Reductive Dissolution Of Pb-Zn Jarosite Under Near-Neutral Conditions

Jarosite, an oxyhydroxysulfate secondary mineral, exists widely in mining areas, typically in association with heavy metals, such as Pb or Zn. Replacement by heavy metals at different sites within the jarosite crystal structure may lead to change in its dissolution behavior. Fe(II) can significantly catalyze jarosite dissolution-recrystallization under near-neutral conditions in reductive soil or sediment systems. However, it has been unclear whether the reductive dissolution characteristics, and the end products of bimetallic-replaced PbZn jarosite, were similar to those of other jarosite-type minerals (such as As(V)-bearing jarosite). In this study, the dynamics of aqueous and solid parameters were combined to analyze liberation of Pb2+, Zn2+ and SO42- from Pb-Zn jarosite, in 0, 1, and 10 mM Fe(II) systems. We found that in all the systems, the Pb2+, Zn2+, and SO42release percentages exhibited two liberation stages, which appeared to be mainly due to the formation of secondary phases.
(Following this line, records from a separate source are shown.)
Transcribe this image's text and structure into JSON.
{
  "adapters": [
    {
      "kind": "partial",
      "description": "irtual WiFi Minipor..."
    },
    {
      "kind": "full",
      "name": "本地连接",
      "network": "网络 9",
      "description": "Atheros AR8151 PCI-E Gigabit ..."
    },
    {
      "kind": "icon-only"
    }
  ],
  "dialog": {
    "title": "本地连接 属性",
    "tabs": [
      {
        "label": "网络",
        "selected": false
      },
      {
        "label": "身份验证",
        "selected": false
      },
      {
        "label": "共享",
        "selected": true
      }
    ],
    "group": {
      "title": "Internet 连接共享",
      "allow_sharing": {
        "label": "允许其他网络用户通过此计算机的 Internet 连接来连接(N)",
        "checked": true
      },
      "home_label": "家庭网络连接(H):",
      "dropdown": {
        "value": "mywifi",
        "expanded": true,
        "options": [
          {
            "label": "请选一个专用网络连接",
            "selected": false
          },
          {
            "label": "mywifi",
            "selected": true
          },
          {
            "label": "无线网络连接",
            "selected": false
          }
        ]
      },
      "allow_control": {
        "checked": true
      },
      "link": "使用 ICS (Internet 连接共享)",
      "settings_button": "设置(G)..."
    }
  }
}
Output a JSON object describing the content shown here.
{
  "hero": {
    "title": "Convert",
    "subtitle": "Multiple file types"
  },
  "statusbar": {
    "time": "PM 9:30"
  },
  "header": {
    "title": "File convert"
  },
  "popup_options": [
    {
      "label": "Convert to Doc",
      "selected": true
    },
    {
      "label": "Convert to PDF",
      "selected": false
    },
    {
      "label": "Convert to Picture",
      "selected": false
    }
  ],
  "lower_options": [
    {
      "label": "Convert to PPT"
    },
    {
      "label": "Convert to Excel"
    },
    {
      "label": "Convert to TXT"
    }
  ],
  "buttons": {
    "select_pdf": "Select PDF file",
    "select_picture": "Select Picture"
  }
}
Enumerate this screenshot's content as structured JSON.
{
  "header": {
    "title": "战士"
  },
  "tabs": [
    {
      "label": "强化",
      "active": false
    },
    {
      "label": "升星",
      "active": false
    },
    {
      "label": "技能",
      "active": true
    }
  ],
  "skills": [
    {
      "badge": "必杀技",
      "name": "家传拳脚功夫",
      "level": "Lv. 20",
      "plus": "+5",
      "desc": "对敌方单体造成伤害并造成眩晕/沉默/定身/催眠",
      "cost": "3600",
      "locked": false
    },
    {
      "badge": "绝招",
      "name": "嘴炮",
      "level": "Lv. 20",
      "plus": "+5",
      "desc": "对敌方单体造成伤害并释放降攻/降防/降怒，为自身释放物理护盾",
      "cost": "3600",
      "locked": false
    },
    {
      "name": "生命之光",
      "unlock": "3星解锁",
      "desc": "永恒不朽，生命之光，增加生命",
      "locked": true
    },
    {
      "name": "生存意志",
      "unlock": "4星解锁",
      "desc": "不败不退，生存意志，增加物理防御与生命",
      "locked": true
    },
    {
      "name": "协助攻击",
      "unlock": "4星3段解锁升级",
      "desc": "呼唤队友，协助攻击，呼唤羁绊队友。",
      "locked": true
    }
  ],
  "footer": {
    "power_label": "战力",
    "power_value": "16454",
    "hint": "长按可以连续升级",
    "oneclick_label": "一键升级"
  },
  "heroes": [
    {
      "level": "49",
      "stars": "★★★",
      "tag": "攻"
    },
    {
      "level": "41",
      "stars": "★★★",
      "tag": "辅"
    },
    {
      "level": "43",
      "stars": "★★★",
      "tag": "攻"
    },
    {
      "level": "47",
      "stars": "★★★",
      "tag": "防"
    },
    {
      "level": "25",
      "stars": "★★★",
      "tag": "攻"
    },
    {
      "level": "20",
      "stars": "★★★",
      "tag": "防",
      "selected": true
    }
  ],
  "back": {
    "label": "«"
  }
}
In the fast stage, which occurred within 1 d, the Pb2+, Zn2+, and SO42-, liberation speeds ranked in the order of SO42- > Pb2+ > Zn2+, while in slower liberation stage, which occurred after 1 d, the liberation speeds ranked in the order of Pb2+ > Zn2+ > SO42-, and on the whole, the liberation priority ranked in the order of SO42- > Pb2+ > Zn2+. Examination using X-ray powder diffraction, Raman spectroscopy, scanning electron microscopy, and X-ray photoelectron spectroscopy revealed that lepidocrocite was the only detectable secondary product in the low Fe(II) system, while lepidocrocite and goethite, together with amorphous anglesite, formed in the high Fe(II) system. The author considers that this study sheds light on predicting the environmental fates of trace elements associated with acid mine drainage environments, while providing a basic concept, together with useful information, for heavy metal remediation in mining areas.